Die gravierendste Folge einer Tolerierung des russischen Verhaltens wäre für den Europarat wie gezeigt ein großer Verlust an Glaubwürdigkeit, der Konsequenzen sowohl innerhalb als auch außerhalb der Organi­sation hätte. Diese Entwicklung würde mit einer bedrohlichen Erosion demokratischer und rechtsstaatlicher Prinzipien einher­gehen, die über kurz oder lang die Existenz­berechtigung des Europarats in Frage stel­len könnte.

Notfalls auf Russland verzichten

Russlands Reaktion auf bisherige Angebote, auf gesichtswahrende Weise seine Verpflich­tungen wieder zu erfüllen, weist dar­auf hin, dass seine Vertreter hoch pokern. Wissen sie doch, dass viele der einschlägigen Akteure einen russischen Ausstieg ver­meiden wollen, darunter auch der General­sekretär des Europarats, Thorbjørn Jagland. Als Preis für ein Verbleiben im Europarat wird Russland folglich erhebliche Zugeständnisse erwarten, insbesondere was seine Stimmrechte in der PV betrifft. Es gibt keine Anzeichen für die Bereitschaft des Kremls, das damals sanktionierte Verhalten zu ändern. Vielmehr möchte die russische Seite eine Situation schaffen, in der die selbstverständliche Erfüllung ihrer Ver­pflichtungen (vor allem die regelmäßige Beitragszahlung) wie ein Entgegenkommen aussieht. In der Regel steigt die russische Führung ungern aus internationalen For­maten aus, die ein gewisses Prestige ver­mitteln und den Status eines »Mitglieds im Klub« verleihen. Doch lässt sich in diesem Fall nicht ausschließen, dass Russland den Europarat von sich aus verlässt, da die Mit­gliedschaft mit zunehmender Kritik am Verhalten der Führung in Moskau einhergeht. Noch hat die russische Seite allerdings ihre Bemühungen nicht aufgegeben, den Europarat dazu zu bringen, ihre Bedingungen zu erfüllen.

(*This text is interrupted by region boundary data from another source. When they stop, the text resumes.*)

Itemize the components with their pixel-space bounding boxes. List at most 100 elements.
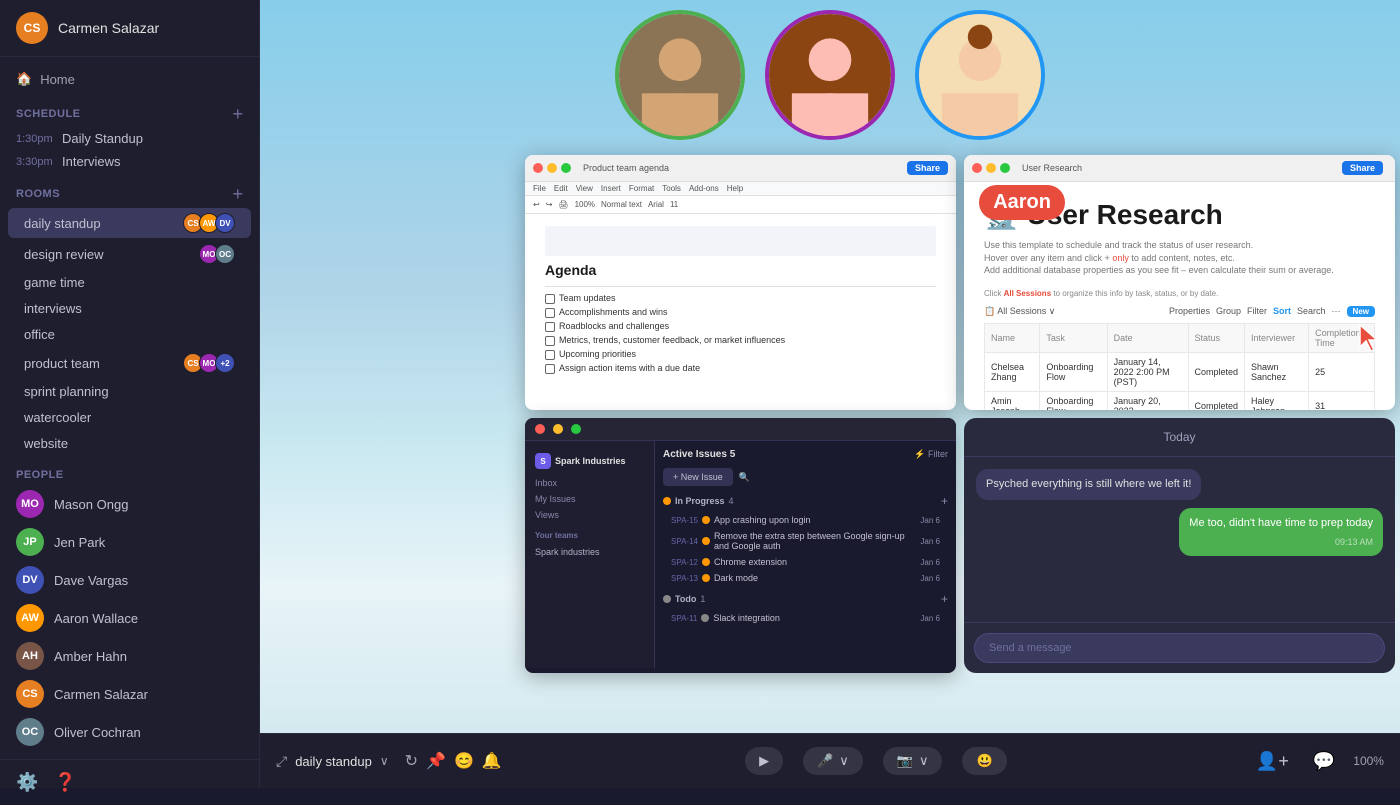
toolbar-center: ▶ 🎤 ∨ 📷 ∨ 😃 — [745, 747, 1007, 775]
room-item-daily-standup[interactable]: daily standup CS AW DV — [8, 208, 251, 238]
col-date: Date — [1107, 323, 1188, 352]
room-item-sprint-planning[interactable]: sprint planning — [8, 379, 251, 404]
room-item-interviews[interactable]: interviews — [8, 296, 251, 321]
video-area: Product team agenda Share FileEditViewIn… — [260, 0, 1400, 733]
share-button[interactable]: Share — [907, 161, 948, 175]
person-item-jen[interactable]: JP Jen Park — [0, 523, 259, 561]
linear-nav-myissues[interactable]: My Issues — [525, 491, 654, 507]
person-item-mason[interactable]: MO Mason Ongg — [0, 485, 259, 523]
person-item-amber[interactable]: AH Amber Hahn — [0, 637, 259, 675]
schedule-item-standup[interactable]: 1:30pm Daily Standup — [0, 127, 259, 150]
room-avatar: +2 — [215, 353, 235, 373]
room-avatar: DV — [215, 213, 235, 233]
bottom-toolbar: ⤢ daily standup ∨ ↻ 📌 😊 🔔 ▶ 🎤 ∨ 📷 ∨ — [260, 733, 1400, 788]
screen-linear: S Spark Industries Inbox My Issues Views… — [525, 418, 956, 673]
avatar-amber: AH — [16, 642, 44, 670]
gdoc-toolbar-row: ↩↪🖨100%Normal textArial11 — [525, 196, 956, 214]
agenda-item: Team updates — [545, 293, 936, 304]
chat-input[interactable] — [974, 633, 1385, 663]
cursor-arrow-aaron — [1355, 323, 1385, 353]
active-issues-label: Active Issues 5 — [663, 449, 735, 460]
avatar-oliver: OC — [16, 718, 44, 746]
col-task: Task — [1040, 323, 1107, 352]
new-issue-button[interactable]: + New Issue — [663, 468, 733, 486]
cam-dropdown: ∨ — [919, 753, 929, 769]
workspace-name: S Spark Industries — [525, 447, 654, 475]
chat-icon[interactable]: 💬 — [1307, 747, 1341, 776]
linear-header-row: Active Issues 5 ⚡ Filter — [663, 449, 948, 460]
room-item-game-time[interactable]: game time — [8, 270, 251, 295]
agenda-item: Metrics, trends, customer feedback, or m… — [545, 335, 936, 346]
col-interviewer: Interviewer — [1245, 323, 1309, 352]
chat-header: Today — [964, 418, 1395, 457]
participant-circle-3 — [915, 10, 1045, 140]
schedule-section-header: Schedule + — [0, 93, 259, 127]
todo-header: Todo 1 + — [663, 592, 948, 606]
maximize-dot — [1000, 163, 1010, 173]
linear-chrome — [525, 418, 956, 441]
avatar-dave: DV — [16, 566, 44, 594]
avatar-aaron: AW — [16, 604, 44, 632]
notion-share-button[interactable]: Share — [1342, 161, 1383, 175]
linear-issue-spa14: SPA-14 Remove the extra step between Goo… — [663, 528, 948, 554]
room-item-product-team[interactable]: product team CS MO +2 — [8, 348, 251, 378]
linear-nav-inbox[interactable]: Inbox — [525, 475, 654, 491]
search-icon-linear[interactable]: 🔍 — [739, 472, 750, 483]
room-item-watercooler[interactable]: watercooler — [8, 405, 251, 430]
participant-face-2 — [769, 14, 891, 136]
in-progress-header: In Progress 4 + — [663, 494, 948, 508]
close-dot — [972, 163, 982, 173]
room-item-office[interactable]: office — [8, 322, 251, 347]
nav-home[interactable]: 🏠 Home — [0, 65, 259, 93]
schedule-item-interviews[interactable]: 3:30pm Interviews — [0, 150, 259, 173]
chat-message-sent: Me too, didn't have time to prep today 0… — [1179, 508, 1383, 556]
gdoc-content: Agenda Team updates Accomplishments and … — [525, 214, 956, 389]
col-status: Status — [1188, 323, 1245, 352]
settings-icon[interactable]: ⚙️ — [16, 772, 38, 793]
participant-circle-2 — [765, 10, 895, 140]
filter-button[interactable]: ⚡ Filter — [914, 449, 948, 460]
mic-dropdown: ∨ — [839, 753, 849, 769]
linear-nav-views[interactable]: Views — [525, 507, 654, 523]
participant-circle-1 — [615, 10, 745, 140]
person-item-oliver[interactable]: OC Oliver Cochran — [0, 713, 259, 751]
chat-messages: Psyched everything is still where we lef… — [964, 457, 1395, 622]
notification-icon[interactable]: 🔔 — [482, 751, 502, 771]
linear-nav-spark[interactable]: Spark industries — [525, 544, 654, 560]
person-item-carmen[interactable]: CS Carmen Salazar — [0, 675, 259, 713]
new-issue-row: + New Issue 🔍 — [663, 468, 948, 486]
main-area: Product team agenda Share FileEditViewIn… — [260, 0, 1400, 788]
help-icon[interactable]: ❓ — [54, 772, 76, 793]
maximize-dot — [571, 424, 581, 434]
person-item-dave[interactable]: DV Dave Vargas — [0, 561, 259, 599]
col-name: Name — [985, 323, 1040, 352]
person-item-aaron[interactable]: AW Aaron Wallace — [0, 599, 259, 637]
room-item-website[interactable]: website — [8, 431, 251, 456]
play-icon: ▶ — [759, 753, 769, 769]
refresh-icon[interactable]: ↻ — [405, 751, 418, 771]
expand-icon[interactable]: ⤢ — [276, 753, 287, 770]
add-room-button[interactable]: + — [232, 185, 243, 203]
notion-desc: Use this template to schedule and track … — [984, 239, 1375, 277]
room-dropdown-arrow[interactable]: ∨ — [380, 754, 389, 768]
emoji-reaction-button[interactable]: 😃 — [962, 747, 1006, 775]
play-button[interactable]: ▶ — [745, 747, 783, 775]
notion-chrome: User Research Share — [964, 155, 1395, 182]
camera-button[interactable]: 📷 ∨ — [883, 747, 943, 775]
sidebar: CS Carmen Salazar 🏠 Home Schedule + 1:30… — [0, 0, 260, 788]
emoji-icon[interactable]: 😊 — [454, 751, 474, 771]
chat-panel: Today Psyched everything is still where … — [964, 418, 1395, 673]
mic-icon: 🎤 — [817, 753, 833, 769]
participant-face-3 — [919, 14, 1041, 136]
add-issue-inprogress[interactable]: + — [941, 494, 948, 508]
add-person-icon[interactable]: 👤+ — [1250, 747, 1295, 776]
linear-main-content: Active Issues 5 ⚡ Filter + New Issue 🔍 — [655, 441, 956, 668]
room-item-design-review[interactable]: design review MO OC — [8, 239, 251, 269]
pin-icon[interactable]: 📌 — [426, 751, 446, 771]
add-schedule-button[interactable]: + — [232, 105, 243, 123]
agenda-item: Assign action items with a due date — [545, 363, 936, 374]
minimize-dot — [553, 424, 563, 434]
user-name: Carmen Salazar — [58, 20, 159, 36]
mic-button[interactable]: 🎤 ∨ — [803, 747, 863, 775]
add-issue-todo[interactable]: + — [941, 592, 948, 606]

Falls Russland den Europarat nicht ver­lässt, steht eine Grundsatzentscheidung an. Kommt man Russland noch stärker ent­gegen oder bewegt man sich in Richtung Ausschluss? Ein Ende der Mitgliedschaft ihres Landes wäre ein herber Verlust für wichtige Teile der russischen Gesellschaft. Für sie sind Verbindungen zu ausländischen Akteuren, die sie in ihrem Kampf für Menschenrechte und Demokratie unter­stützen, äußerst wichtig. Insbesondere wenn der Zugang zum EGMR wegfallen würde, wäre das für russische Bürgerinnen und Bürger überaus schmerzlich.

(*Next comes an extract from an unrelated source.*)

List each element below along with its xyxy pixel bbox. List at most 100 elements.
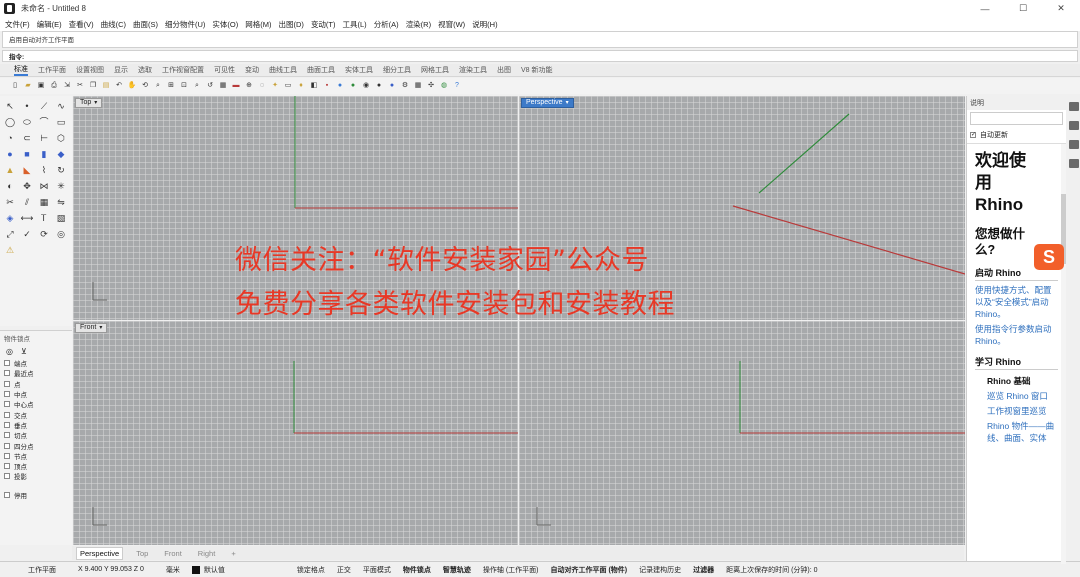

Allerdings sind die Gefahren noch größer, die mit einem russischen Verbleib zu den von Russland diktierten Bedingungen verbunden wären. Würde man der russi­schen Seite nachgeben, könnte sie die Stan­dards und Prinzipien der Organisation fort­an noch effektiver aushöhlen. Eine konti­nuierliche Schwächung des Europarats (nicht nur durch Russland) würde mit der Zeit auch die von der russischen Zivilgesellschaft angesprochenen Vorteile zunichtemachen, die eine Fortsetzung der russischen Mitgliedschaft mit sich bringt. Es dürfte darum eher im deutschen sowie im gesamt­europäischen Interesse sein, den Europarat mitsamt seinen Prinzipien zu stärken, auch wenn dies bedeuten sollte, auf Russlands Mitgliedschaft zu verzichten.

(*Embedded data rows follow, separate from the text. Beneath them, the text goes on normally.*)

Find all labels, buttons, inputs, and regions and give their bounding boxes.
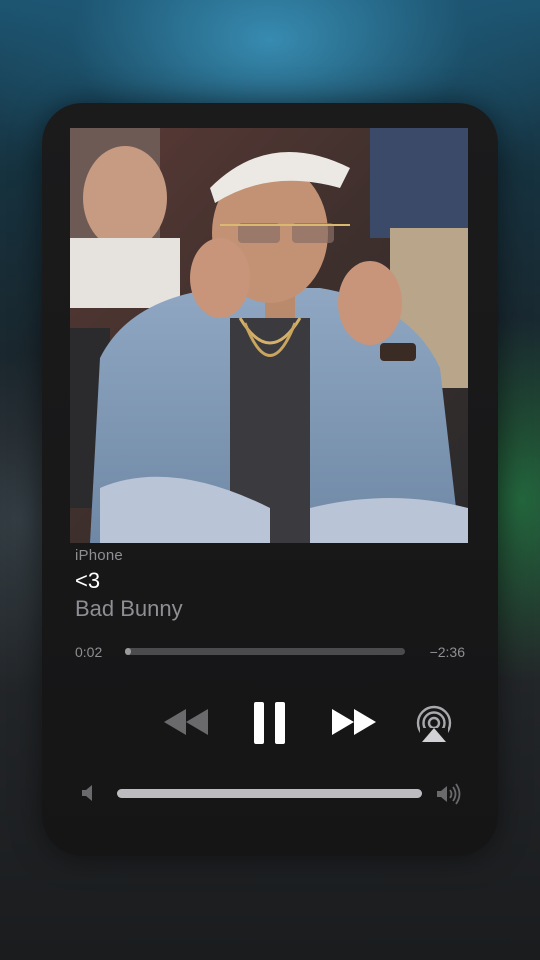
artist-name: Bad Bunny — [75, 596, 183, 621]
speaker-low-icon — [80, 785, 98, 807]
volume-low-indicator — [80, 783, 98, 803]
pause-button[interactable] — [248, 700, 292, 746]
rewind-icon — [162, 709, 212, 743]
rewind-button[interactable] — [162, 705, 212, 739]
volume-slider[interactable] — [117, 789, 422, 798]
elapsed-time: 0:02 — [75, 644, 103, 660]
volume-slider-fill — [117, 789, 422, 798]
speaker-high-icon — [435, 783, 465, 809]
airplay-button[interactable] — [414, 704, 454, 744]
fast-forward-icon — [328, 709, 378, 743]
now-playing-card: iPhone <3 Bad Bunny 0:02 −2:36 — [42, 103, 498, 856]
output-device-label: iPhone — [75, 547, 123, 564]
remaining-time: −2:36 — [429, 644, 465, 660]
pause-icon — [248, 702, 292, 750]
fast-forward-button[interactable] — [328, 705, 378, 739]
airplay-icon — [414, 705, 454, 748]
album-artwork — [70, 128, 468, 543]
track-title: <3 — [75, 568, 101, 593]
playback-scrubber[interactable] — [125, 648, 405, 655]
volume-high-indicator — [435, 783, 465, 805]
playback-progress-fill — [125, 648, 131, 655]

Der Europarat sollte deswegen keine wei­teren Angebote mehr ausarbeiten, sondern den Druck auf Russland erhöhen, seine Ver­pflichtungen als Mitglied der Organisation ernst zu nehmen und ihre Regeln zu re­spektieren. Deutschland sollte zusammen mit anderen EU-Mitgliedstaaten – bei­spiels­weise mit Frankreich, das Mitte Mai für sechs Monate den Vorsitz im Ministerkomitee übernimmt – seine Bereitschaft erklären, höhere Beiträge zu zahlen, damit der Europarat im Falle eines russischen Ausstiegs nicht auf wichtige Programme verzichten muss. Die Glaubwürdigkeit des Europarats muss Priorität haben vor der Mitgliedschaft eines einzelnen Staates. Insofern sollte das Ministerkomitee bereit sein, notfalls den Ausschluss Russlands in die Wege zu leiten, um die Organisation insgesamt zu schützen und zu stärken.

Dr. Susan Stewart ist Wissenschaftlerin in der Forschungsgruppe Osteuropa und Eurasien.